解説

小規模住宅用地は、住宅用地特例における区分のひとつで、住宅1戸あたり200平方メートル以下の住宅用地を指します。固定資産税の課税標準は固定資産税評価額の6分の1、都市計画税は3分の1に軽減されます。たとえば300平方メートルの一戸建ての敷地であれば、200平方メートル分が小規模住宅用地、残り100平方メートルが一般住宅用地として区分されます。共同住宅の場合は「戸数×200平方メートル」までが小規模住宅用地となります。賦課期日である毎年1月1日時点で住宅が建っていることが要件です。

関連法令・制度

地方税法第349条の3の2第2項および第702条の3第2項に規定されています。
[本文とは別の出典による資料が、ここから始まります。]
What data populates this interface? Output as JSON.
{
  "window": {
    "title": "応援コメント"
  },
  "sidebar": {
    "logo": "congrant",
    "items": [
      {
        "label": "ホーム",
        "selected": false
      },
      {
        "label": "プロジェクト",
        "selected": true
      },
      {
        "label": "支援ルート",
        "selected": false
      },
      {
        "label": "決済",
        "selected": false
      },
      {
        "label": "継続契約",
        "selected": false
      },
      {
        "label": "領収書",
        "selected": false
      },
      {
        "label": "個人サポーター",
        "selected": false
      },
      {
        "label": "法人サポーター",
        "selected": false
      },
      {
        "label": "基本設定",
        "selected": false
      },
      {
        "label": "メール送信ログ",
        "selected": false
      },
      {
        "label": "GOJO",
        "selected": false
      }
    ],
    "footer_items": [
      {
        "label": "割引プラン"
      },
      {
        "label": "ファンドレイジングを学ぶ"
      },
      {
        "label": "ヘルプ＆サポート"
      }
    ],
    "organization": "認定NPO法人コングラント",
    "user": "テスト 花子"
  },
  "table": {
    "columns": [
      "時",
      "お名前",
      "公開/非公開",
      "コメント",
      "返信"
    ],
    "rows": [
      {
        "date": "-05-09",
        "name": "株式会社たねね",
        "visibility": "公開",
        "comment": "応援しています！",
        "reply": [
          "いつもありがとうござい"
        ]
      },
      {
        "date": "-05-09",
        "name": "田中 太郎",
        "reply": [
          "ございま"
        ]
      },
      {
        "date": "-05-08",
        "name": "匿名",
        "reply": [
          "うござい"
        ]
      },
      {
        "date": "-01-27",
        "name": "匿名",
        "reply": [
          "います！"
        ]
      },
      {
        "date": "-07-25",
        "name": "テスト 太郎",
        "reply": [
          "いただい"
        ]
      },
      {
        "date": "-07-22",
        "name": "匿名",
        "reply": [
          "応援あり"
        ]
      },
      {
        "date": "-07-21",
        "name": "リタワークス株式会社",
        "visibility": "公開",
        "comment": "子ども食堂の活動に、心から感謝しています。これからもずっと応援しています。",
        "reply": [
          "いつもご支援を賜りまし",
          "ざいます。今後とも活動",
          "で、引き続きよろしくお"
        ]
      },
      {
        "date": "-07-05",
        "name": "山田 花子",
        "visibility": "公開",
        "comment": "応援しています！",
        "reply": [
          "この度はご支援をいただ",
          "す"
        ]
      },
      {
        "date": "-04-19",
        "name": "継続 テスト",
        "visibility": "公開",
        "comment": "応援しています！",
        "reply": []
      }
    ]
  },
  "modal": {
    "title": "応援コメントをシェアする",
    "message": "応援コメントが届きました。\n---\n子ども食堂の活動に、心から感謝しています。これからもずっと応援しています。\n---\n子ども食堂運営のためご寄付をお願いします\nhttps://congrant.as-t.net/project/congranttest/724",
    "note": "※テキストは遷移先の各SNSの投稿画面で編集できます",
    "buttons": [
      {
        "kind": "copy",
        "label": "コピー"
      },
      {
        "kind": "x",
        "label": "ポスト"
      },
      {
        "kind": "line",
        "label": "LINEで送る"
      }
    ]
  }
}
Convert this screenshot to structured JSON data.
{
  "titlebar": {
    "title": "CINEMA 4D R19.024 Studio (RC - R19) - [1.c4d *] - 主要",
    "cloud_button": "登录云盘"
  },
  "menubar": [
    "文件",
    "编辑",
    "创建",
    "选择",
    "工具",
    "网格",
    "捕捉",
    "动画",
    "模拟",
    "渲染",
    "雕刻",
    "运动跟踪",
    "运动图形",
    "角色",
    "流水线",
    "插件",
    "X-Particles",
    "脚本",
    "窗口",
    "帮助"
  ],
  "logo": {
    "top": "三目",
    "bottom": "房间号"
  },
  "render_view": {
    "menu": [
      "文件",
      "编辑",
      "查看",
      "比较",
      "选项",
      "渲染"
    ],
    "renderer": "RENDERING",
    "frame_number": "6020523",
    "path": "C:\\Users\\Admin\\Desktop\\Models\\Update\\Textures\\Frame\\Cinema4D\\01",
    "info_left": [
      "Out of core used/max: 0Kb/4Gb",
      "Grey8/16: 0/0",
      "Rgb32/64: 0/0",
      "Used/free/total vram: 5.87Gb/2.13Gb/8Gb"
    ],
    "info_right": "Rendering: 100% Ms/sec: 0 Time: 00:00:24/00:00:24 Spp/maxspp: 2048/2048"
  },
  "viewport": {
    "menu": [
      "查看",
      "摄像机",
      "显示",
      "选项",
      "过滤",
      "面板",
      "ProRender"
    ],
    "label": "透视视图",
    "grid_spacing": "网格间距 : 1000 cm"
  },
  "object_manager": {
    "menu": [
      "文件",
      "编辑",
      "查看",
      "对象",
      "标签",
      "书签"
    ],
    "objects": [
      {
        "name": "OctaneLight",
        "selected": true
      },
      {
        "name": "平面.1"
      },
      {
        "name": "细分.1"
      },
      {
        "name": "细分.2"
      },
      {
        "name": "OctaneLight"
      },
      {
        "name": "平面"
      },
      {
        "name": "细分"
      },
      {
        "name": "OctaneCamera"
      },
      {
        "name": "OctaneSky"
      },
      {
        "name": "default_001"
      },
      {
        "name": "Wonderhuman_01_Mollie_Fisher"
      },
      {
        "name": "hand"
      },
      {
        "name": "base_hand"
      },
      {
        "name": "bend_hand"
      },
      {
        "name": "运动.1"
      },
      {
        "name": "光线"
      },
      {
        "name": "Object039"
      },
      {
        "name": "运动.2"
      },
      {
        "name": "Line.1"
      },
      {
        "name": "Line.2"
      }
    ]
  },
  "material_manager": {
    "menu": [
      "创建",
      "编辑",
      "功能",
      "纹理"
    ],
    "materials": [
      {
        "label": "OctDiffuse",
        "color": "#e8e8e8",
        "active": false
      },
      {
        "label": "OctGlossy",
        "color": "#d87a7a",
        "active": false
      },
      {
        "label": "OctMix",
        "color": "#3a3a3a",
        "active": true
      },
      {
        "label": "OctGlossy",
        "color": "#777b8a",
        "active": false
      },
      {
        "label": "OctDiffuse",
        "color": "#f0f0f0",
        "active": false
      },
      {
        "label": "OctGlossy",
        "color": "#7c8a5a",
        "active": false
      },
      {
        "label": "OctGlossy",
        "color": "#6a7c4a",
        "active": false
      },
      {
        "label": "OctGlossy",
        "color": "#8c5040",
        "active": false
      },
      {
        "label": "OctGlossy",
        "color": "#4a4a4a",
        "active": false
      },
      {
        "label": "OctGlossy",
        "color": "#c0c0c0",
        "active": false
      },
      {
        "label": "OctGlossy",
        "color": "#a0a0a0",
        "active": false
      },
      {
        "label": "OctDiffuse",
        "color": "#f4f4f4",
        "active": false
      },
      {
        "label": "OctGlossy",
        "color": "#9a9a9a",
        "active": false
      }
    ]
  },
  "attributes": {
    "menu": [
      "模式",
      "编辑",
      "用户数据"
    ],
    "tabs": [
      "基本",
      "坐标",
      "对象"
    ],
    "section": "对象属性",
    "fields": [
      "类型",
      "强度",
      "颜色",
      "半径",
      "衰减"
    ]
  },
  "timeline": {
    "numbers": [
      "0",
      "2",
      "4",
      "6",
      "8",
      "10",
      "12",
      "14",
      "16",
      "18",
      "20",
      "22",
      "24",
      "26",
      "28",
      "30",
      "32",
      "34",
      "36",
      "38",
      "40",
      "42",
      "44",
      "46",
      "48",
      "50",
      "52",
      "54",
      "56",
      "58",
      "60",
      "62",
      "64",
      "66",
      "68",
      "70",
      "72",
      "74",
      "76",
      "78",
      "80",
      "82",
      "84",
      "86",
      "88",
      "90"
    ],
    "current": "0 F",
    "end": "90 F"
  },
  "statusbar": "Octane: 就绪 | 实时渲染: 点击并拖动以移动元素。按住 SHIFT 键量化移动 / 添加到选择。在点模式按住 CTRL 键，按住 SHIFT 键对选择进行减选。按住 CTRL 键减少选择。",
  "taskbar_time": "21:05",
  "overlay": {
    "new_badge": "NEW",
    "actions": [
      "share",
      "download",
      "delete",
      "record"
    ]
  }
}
空家等対策特別措置法に基づき勧告を受けた特定空家管理不全空家の敷地は、令和6年度以降、この区分から除外されます。

空き家所有者にとっての意味

都市部の一般的な戸建てや小規模な敷地であれば、ほとんどが小規模住宅用地に該当し、固定資産税は更地状態の6分の1に抑えられています。空き家を解体して更地にすると小規模住宅用地の区分から外れ、翌年度の土地の固定資産税が増えることになります。一方で、住宅を残したまま放置して管理不全空家の勧告を受けた場合も特例が解除されるため、適切な管理を続けることが税負担の安定にもつながります。

よくある誤解・注意点

200平方メートルを超える敷地全体が一般住宅用地になるのではなく、超えた部分のみが一般住宅用地として扱われる点に注意が必要です。住宅用地と認められるためには、家屋が居住可能な状態であることが原則です。※適用状況は自治体の判断にもよるため、所在地の市町村にご確認ください。